Hainer Family: RE: Ignace Hainer, Heroic Statesman & Abolitionist
University of Missouri Professor Ignace Hainer was a Hungarian lawyer and statesman, who, prior to coming to America, served as a journalist for Lajos Kossuth's revolutionary Hungarian newspaper and as an adjutant-general and secretary to Hungarian Premier Lajos Batthyany, during the Hungarian War of Independence of 1848, and was imprisoned by the Austrians before accepting exile in the United States of America for his brave stand for freedom and equality for all. After settling in New Buda, Decatur County, Iowa, he was appointed a delegate to the National Convention and then appointed as a professor of modern languages at the University of Missouri. Professor Hainer was recognized as one of the foremost Latin scholars in America. One of Ignace Hainer's students, Stephen B. Elkins, later became a U.S. Senator from West Virginia.
The following excerpt from "The Hungarian Americans and Their Communities of Cleveland" by Susan M. Papp, published by Cleveland State Univesity in 1981, documents Hungarian Ignace Hainer's heroic stand not only as a Hungarian statesman, journalist, and lawyer, but as a heroic American, who lost his position asprofessor of modern languages at the University of Missouri in Columbia after five years because of his belief in the abolition of slavery.
"The majority of the Hungarians served under the Union flag for several reasons.

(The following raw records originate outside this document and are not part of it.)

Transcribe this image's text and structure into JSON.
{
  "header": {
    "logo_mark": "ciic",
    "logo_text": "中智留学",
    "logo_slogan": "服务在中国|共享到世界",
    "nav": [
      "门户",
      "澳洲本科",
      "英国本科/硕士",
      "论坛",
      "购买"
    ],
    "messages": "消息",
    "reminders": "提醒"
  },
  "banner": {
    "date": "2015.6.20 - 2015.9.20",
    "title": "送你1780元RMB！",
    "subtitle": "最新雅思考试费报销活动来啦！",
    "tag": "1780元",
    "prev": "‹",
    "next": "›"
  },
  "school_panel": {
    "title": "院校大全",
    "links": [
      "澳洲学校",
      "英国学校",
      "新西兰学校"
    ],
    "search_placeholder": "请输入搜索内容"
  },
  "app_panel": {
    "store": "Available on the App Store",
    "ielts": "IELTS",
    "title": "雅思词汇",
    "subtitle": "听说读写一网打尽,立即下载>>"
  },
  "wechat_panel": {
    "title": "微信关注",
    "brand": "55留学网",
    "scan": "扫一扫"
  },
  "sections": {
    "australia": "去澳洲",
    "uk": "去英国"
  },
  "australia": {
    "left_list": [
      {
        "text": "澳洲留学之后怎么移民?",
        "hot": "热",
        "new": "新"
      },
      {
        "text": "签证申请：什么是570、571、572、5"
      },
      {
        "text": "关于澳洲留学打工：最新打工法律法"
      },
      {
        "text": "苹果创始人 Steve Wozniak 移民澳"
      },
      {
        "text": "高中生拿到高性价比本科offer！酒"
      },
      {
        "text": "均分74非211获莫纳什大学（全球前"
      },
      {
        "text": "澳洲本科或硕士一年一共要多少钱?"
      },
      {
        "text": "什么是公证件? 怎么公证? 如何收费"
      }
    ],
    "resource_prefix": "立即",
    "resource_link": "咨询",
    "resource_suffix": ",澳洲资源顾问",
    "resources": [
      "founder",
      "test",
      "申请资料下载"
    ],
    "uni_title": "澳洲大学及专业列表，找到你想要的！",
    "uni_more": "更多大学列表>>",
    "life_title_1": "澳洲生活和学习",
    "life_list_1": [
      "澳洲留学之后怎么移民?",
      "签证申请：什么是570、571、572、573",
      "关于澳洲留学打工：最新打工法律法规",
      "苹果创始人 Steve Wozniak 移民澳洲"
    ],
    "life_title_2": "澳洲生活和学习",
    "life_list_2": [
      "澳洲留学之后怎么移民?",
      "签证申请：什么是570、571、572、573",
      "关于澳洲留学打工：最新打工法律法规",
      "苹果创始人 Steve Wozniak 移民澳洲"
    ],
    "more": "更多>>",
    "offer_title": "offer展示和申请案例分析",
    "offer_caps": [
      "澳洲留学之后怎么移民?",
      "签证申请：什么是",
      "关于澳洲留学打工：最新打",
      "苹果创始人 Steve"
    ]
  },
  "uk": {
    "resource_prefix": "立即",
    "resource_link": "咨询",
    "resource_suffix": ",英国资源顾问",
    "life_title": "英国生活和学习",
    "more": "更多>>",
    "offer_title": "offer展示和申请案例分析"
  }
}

During the Hungarian War for Independence in 1848, these men fought for the liberalization of Hungary. They left their homeland because they could no longer live under the oppressive and tyrannical rule of the Austrians. Rather than surrender their advanced social and political ideas, they chose to live in exile. Among the reforms they achieved in Hungary was the freeing of the serfs. How could they then, living in a country whose constitution assured freedom and democracy, fight for the retention of slavery? Naturally, they sided with the abolitionists and fought for the Union."
"Hungarians made no secret of their strong anti-slavery sentiments, sometimes even at the risk of losing their positions, IGNACE HAINER, a settler of New Buda, Iowa, became a professor of modern languages at the University of Missouri in Columbia. He held this position for four years, after whcih time he lost his job along with others because of his belief in the abolition of slavery. Anthony Vallas, who eventually became president of the New Orleans Academy of Sciences, was dismissed as professor of mathematics and natural philosophy at the Seminary of Learning of the State of Louisiana (Louisiana State University) because his sympathies were with the Union."
Ignace Hainer's wife was Etelka (Adelaide) Barthos Hainer. They had four sons:Victor, Julius, Eugene and Bayard; and five daughters: Laura, Ada, Norma, Hermine and Vesta.
Eugene Hainer was elected to U.S. Congress. Bayard Taylor Hainer, who was born in Columbia, Missouri, while his father Ignace was a professor at University of Missouri, was appointed Associated Supreme Court Justice to Oklahoma Territory by President McKinley.
Ignace Hainer, who was also a Decatur County, Iowa farmer, school teacher, postmaster, county treasurer, and minister, died in about 1899, in Davis City, Iowa, following a lengthy journey to his homeland of Hungary. He will be remembered as a true hero of freedom and democracy.
Posted by: Thomas M. Blaise, B.A. University of Oklahoma (a/k/a author Tom Blaise Shepherd), great grandson of Ada Hainer Blaise, grandson of Eugene Frank Blaise (Tulsa banker & oil man), and great-great grandson of Ignace Hainer.